The committee recommendations, identical with those made earlier by the Department of Defense Housing Commission, set the following minimum standards for housing facilities for women:24

    a. Private sleeping quarters for personnel other than recruits.
    b. Cubicle-type toilet facilities.
    c. Both bathtub and shower facilities.
    d. Adequate dayroom (recreational space) for women.
    e. Adequate reception room for receiving and entertaining male personnel.
    f. Cooking facilities.
    g. Adequate laundry and drying space.
    h. Adequate storage space.
    i. Adequate collateral equipment (chairs, tables, mirrors, lamps, etc.).

This recommendation was directed primarily toward improving housing for enlisted women. Information furnished in 1952 by each of the military departments indicated progress toward compliance with the recommendations. No final action had been taken by July 1953 on a second recommendation concerned with determining the adequacy of quarters for single officers.

SUMMARY

There were innumerable opportunities for various professional and community contacts which increased understanding between those in the military and those in civil life.

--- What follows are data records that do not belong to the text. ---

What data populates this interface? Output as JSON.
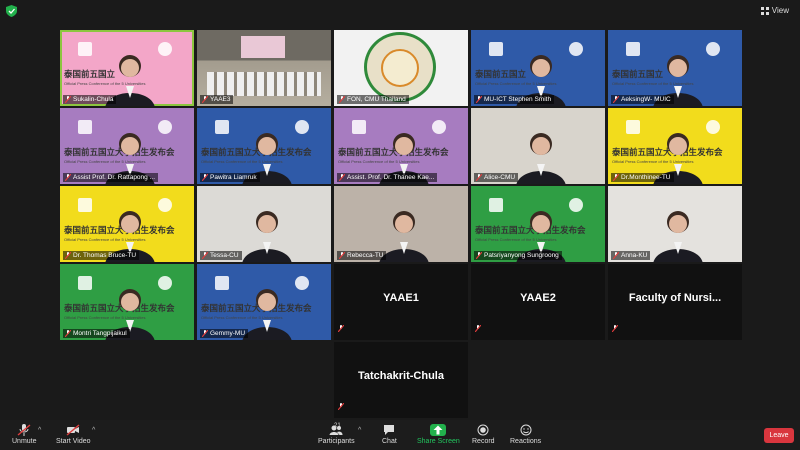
{
  "topbar": {
    "view_label": "View",
    "security_icon": "shield-icon",
    "accent_color": "#22b14c"
  },
  "tiles": [
    {
      "name": "Sukalin-Chula",
      "banner": "泰国前五国立",
      "banner_sub": "Official Press Conference of the 5 Universities",
      "bg": "#f3a6c8",
      "active": true
    },
    {
      "name": "YAAE3",
      "banner": "",
      "banner_sub": "",
      "bg": "#8a8478",
      "active": false
    },
    {
      "name": "FON, CMU Thailand",
      "banner": "",
      "banner_sub": "",
      "bg": "#f2f2f2",
      "active": false
    },
    {
      "name": "MU-ICT Stephen Smith",
      "banner": "泰国前五国立",
      "banner_sub": "Official Press Conference of the 5 Universities",
      "bg": "#2f5aa8",
      "active": false
    },
    {
      "name": "AeksingW- MUIC",
      "banner": "泰国前五国立",
      "banner_sub": "Official Press Conference of the 5 Universities",
      "bg": "#2f5aa8",
      "active": false
    },
    {
      "name": "Assist Prof. Dr. Rattapong ...",
      "banner": "泰国前五国立大学招生发布会",
      "banner_sub": "Official Press Conference of the 5 Universities",
      "bg": "#a77cc0",
      "active": false
    },
    {
      "name": "Pawitra Liamruk",
      "banner": "泰国前五国立大学招生发布会",
      "banner_sub": "Official Press Conference of the 5 Universities",
      "bg": "#2f5aa8",
      "active": false
    },
    {
      "name": "Assist. Prof. Dr. Thanee Kae...",
      "banner": "泰国前五国立大学招生发布会",
      "banner_sub": "Official Press Conference of the 5 Universities",
      "bg": "#a77cc0",
      "active": false
    },
    {
      "name": "Alice-CMU",
      "banner": "",
      "banner_sub": "",
      "bg": "#d8d4cc",
      "active": false
    },
    {
      "name": "Dr.Monthinee-TU",
      "banner": "泰国前五国立大学招生发布会",
      "banner_sub": "Official Press Conference of the 5 Universities",
      "bg": "#f2dc1c",
      "active": false
    },
    {
      "name": "Dr. Thomas Bruce-TU",
      "banner": "泰国前五国立大学招生发布会",
      "banner_sub": "Official Press Conference of the 5 Universities",
      "bg": "#f2dc1c",
      "active": false
    },
    {
      "name": "Tessa-CU",
      "banner": "",
      "banner_sub": "",
      "bg": "#dcdad6",
      "active": false
    },
    {
      "name": "Rebecca-TU",
      "banner": "",
      "banner_sub": "",
      "bg": "#bcb2a8",
      "active": false
    },
    {
      "name": "Patsriyanyong Sungroong",
      "banner": "泰国前五国立大学招生发布会",
      "banner_sub": "Official Press Conference of the 5 Universities",
      "bg": "#2f9e44",
      "active": false
    },
    {
      "name": "Anna-KU",
      "banner": "",
      "banner_sub": "",
      "bg": "#e4e2de",
      "active": false
    },
    {
      "name": "Montri Tangpijaikul",
      "banner": "泰国前五国立大学招生发布会",
      "banner_sub": "Official Press Conference of the 5 Universities",
      "bg": "#2f9e44",
      "active": false
    },
    {
      "name": "Gemmy-MU",
      "banner": "泰国前五国立大学招生发布会",
      "banner_sub": "Official Press Conference of the 5 Universities",
      "bg": "#2f5aa8",
      "active": false
    },
    {
      "name": "YAAE1",
      "big": true
    },
    {
      "name": "YAAE2",
      "big": true
    },
    {
      "name": "Faculty of Nursi...",
      "big": true
    },
    {
      "name": "Tatchakrit-Chula",
      "big": true
    }
  ],
  "toolbar": {
    "unmute": "Unmute",
    "start_video": "Start Video",
    "participants": "Participants",
    "participants_count": "21",
    "chat": "Chat",
    "share_screen": "Share Screen",
    "record": "Record",
    "reactions": "Reactions",
    "leave": "Leave",
    "caret": "^"
  }
}
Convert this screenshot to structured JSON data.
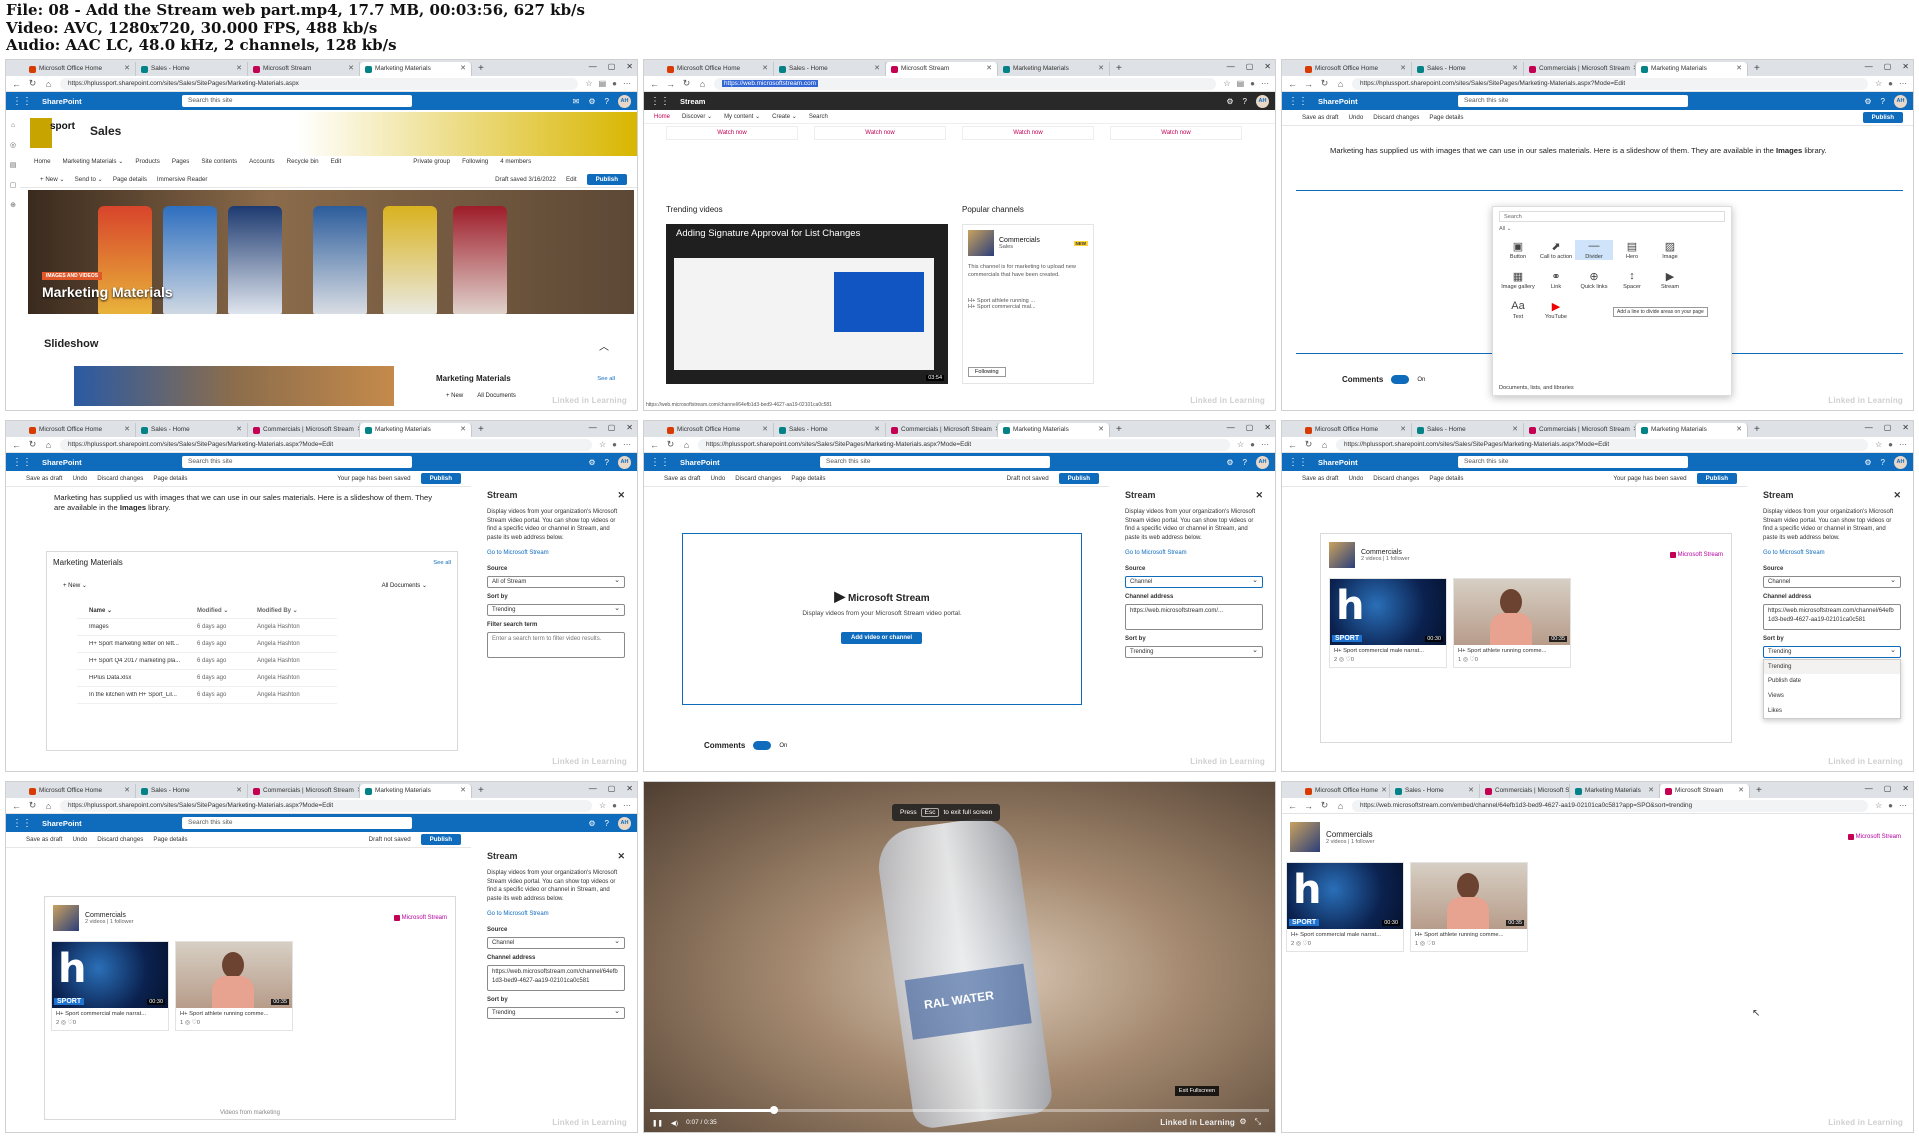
{
  "file_info": {
    "line1": "File: 08 - Add the Stream web part.mp4, 17.7 MB, 00:03:56, 627 kb/s",
    "line2": "Video: AVC, 1280x720, 30.000 FPS, 488 kb/s",
    "line3": "Audio: AAC LC, 48.0 kHz, 2 channels, 128 kb/s"
  },
  "common": {
    "tab_office": "Microsoft Office Home",
    "tab_sales": "Sales - Home",
    "tab_stream": "Microsoft Stream",
    "tab_commercials": "Commercials | Microsoft Stream",
    "tab_marketing": "Marketing Materials",
    "url_marketing": "https://hplussport.sharepoint.com/sites/Sales/SitePages/Marketing-Materials.aspx",
    "url_marketing_edit": "https://hplussport.sharepoint.com/sites/Sales/SitePages/Marketing-Materials.aspx?Mode=Edit",
    "sharepoint": "SharePoint",
    "search_site": "Search this site",
    "avatar": "AH",
    "save_draft": "Save as draft",
    "undo": "Undo",
    "discard": "Discard changes",
    "page_details": "Page details",
    "publish": "Publish",
    "saved": "Your page has been saved",
    "not_saved": "Draft not saved",
    "watermark": "Linked in Learning",
    "pane_title": "Stream",
    "pane_desc": "Display videos from your organization's Microsoft Stream video portal. You can show top videos or find a specific video or channel in Stream, and paste its web address below.",
    "pane_link": "Go to Microsoft Stream",
    "source": "Source",
    "sort_by": "Sort by",
    "trending": "Trending",
    "channel": "Channel",
    "channel_address": "Channel address",
    "channel_url": "https://web.microsoftstream.com/channel/64efb1d3-bed9-4627-aa19-02101ca0c581",
    "channel_url_short": "https://web.microsoftstream.com/...",
    "commercials": "Commercials",
    "commercials_sub": "2 videos | 1 follower",
    "ms_stream": "Microsoft Stream",
    "video1_title": "H+ Sport commercial male narrat...",
    "video2_title": "H+ Sport athlete running comme...",
    "video1_dur": "00:30",
    "video2_dur": "00:35",
    "video1_stats": "2 ◎ ♡0",
    "video2_stats": "1 ◎ ♡0",
    "comments": "Comments",
    "on": "On"
  },
  "tile1": {
    "site_name": "Sales",
    "logo": "sport",
    "nav": [
      "Home",
      "Marketing Materials ⌄",
      "Products",
      "Pages",
      "Site contents",
      "Accounts",
      "Recycle bin",
      "Edit"
    ],
    "group": "Private group",
    "following": "Following",
    "members": "4 members",
    "cmds": [
      "+ New ⌄",
      "Send to ⌄",
      "Page details",
      "Immersive Reader"
    ],
    "draft_saved": "Draft saved 3/16/2022",
    "edit": "Edit",
    "chip": "IMAGES AND VIDEOS",
    "hero_title": "Marketing Materials",
    "section": "Slideshow",
    "lib": "Marketing Materials",
    "see_all": "See all",
    "new": "+ New",
    "all_docs": "All Documents"
  },
  "tile2": {
    "url": "https://web.microsoftstream.com",
    "app": "Stream",
    "nav": [
      "Home",
      "Discover ⌄",
      "My content ⌄",
      "Create ⌄",
      "Search"
    ],
    "watch_now": "Watch now",
    "trending": "Trending videos",
    "popular": "Popular channels",
    "video_title": "Adding Signature Approval for List Changes",
    "video_dur": "03:54",
    "channel_name": "Commercials",
    "channel_owner": "Sales",
    "new_badge": "NEW",
    "channel_desc": "This channel is for marketing to upload new commercials that have been created.",
    "ch_items": [
      "H+ Sport athlete running ...",
      "H+ Sport commercial mal..."
    ],
    "following_btn": "Following",
    "status_url": "https://web.microsoftstream.com/channel/64efb1d3-bed9-4627-aa19-02101ca0c581"
  },
  "tile3": {
    "para": "Marketing has supplied us with images that we can use in our sales materials. Here is a slideshow of them. They are available in the",
    "para_bold": "Images",
    "para_end": "library.",
    "search": "Search",
    "filter": "All ⌄",
    "items": [
      {
        "icon": "▣",
        "label": "Button"
      },
      {
        "icon": "⬈",
        "label": "Call to action"
      },
      {
        "icon": "—",
        "label": "Divider"
      },
      {
        "icon": "▤",
        "label": "Hero"
      },
      {
        "icon": "▨",
        "label": "Image"
      },
      {
        "icon": "▦",
        "label": "Image gallery"
      },
      {
        "icon": "⚭",
        "label": "Link"
      },
      {
        "icon": "⊕",
        "label": "Quick links"
      },
      {
        "icon": "↕",
        "label": "Spacer"
      },
      {
        "icon": "▶",
        "label": "Stream"
      },
      {
        "icon": "Aa",
        "label": "Text"
      },
      {
        "icon": "▶",
        "label": "YouTube"
      }
    ],
    "tooltip": "Add a line to divide areas on your page",
    "footer": "Documents, lists, and libraries"
  },
  "tile4": {
    "lib": "Marketing Materials",
    "see_all": "See all",
    "new": "+ New ⌄",
    "all_docs": "All Documents ⌄",
    "headers": [
      "Name ⌄",
      "Modified ⌄",
      "Modified By ⌄"
    ],
    "rows": [
      [
        "Images",
        "6 days ago",
        "Angela Hashton"
      ],
      [
        "H+ Sport marketing letter on lett...",
        "6 days ago",
        "Angela Hashton"
      ],
      [
        "H+ Sport Q4 2017 marketing pla...",
        "6 days ago",
        "Angela Hashton"
      ],
      [
        "HPlus Data.xlsx",
        "6 days ago",
        "Angela Hashton"
      ],
      [
        "In the kitchen with H+ Sport_Lil...",
        "6 days ago",
        "Angela Hashton"
      ]
    ],
    "source_val": "All of Stream",
    "filter": "Filter search term",
    "filter_ph": "Enter a search term to filter video results."
  },
  "tile5": {
    "ms_stream": "Microsoft Stream",
    "desc": "Display videos from your Microsoft Stream video portal.",
    "button": "Add video or channel"
  },
  "tile6": {
    "options": [
      "Trending",
      "Publish date",
      "Views",
      "Likes"
    ]
  },
  "tile7": {
    "footer": "Videos from marketing"
  },
  "tile8": {
    "esc_prefix": "Press",
    "esc_key": "Esc",
    "esc_suffix": "to exit full screen",
    "exit_btn": "Exit Fullscreen",
    "time": "0:07 / 0:35",
    "progress": 0.2,
    "bottle_text": "RAL WATER"
  },
  "tile9": {
    "url": "https://web.microsoftstream.com/embed/channel/64efb1d3-bed9-4627-aa19-02101ca0c581?app=SPO&sort=trending"
  }
}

The cumulative effects of various publicity measures and the liaison activities gradually became apparent in a more widespread knowledge of the Women's Medical Specialist Corps, its mission, and the opportunities it offered. This was gratifying from any point of view but from the point of view of procurement it was imperative, for the corps could not have otherwise competed against the growing demands for qualified personnel in the health career field.

24Memorandum, Lt. Comdr. Elinor D. Rich, Executive Secretary to the Defense Advisory Committee on Women in the Services, Office of the Assistant Secretary of Defense, for Colonel Nell Wickliffe, WMSC, 9 June 1954, subject: Housing for Women Officers, with inclosure.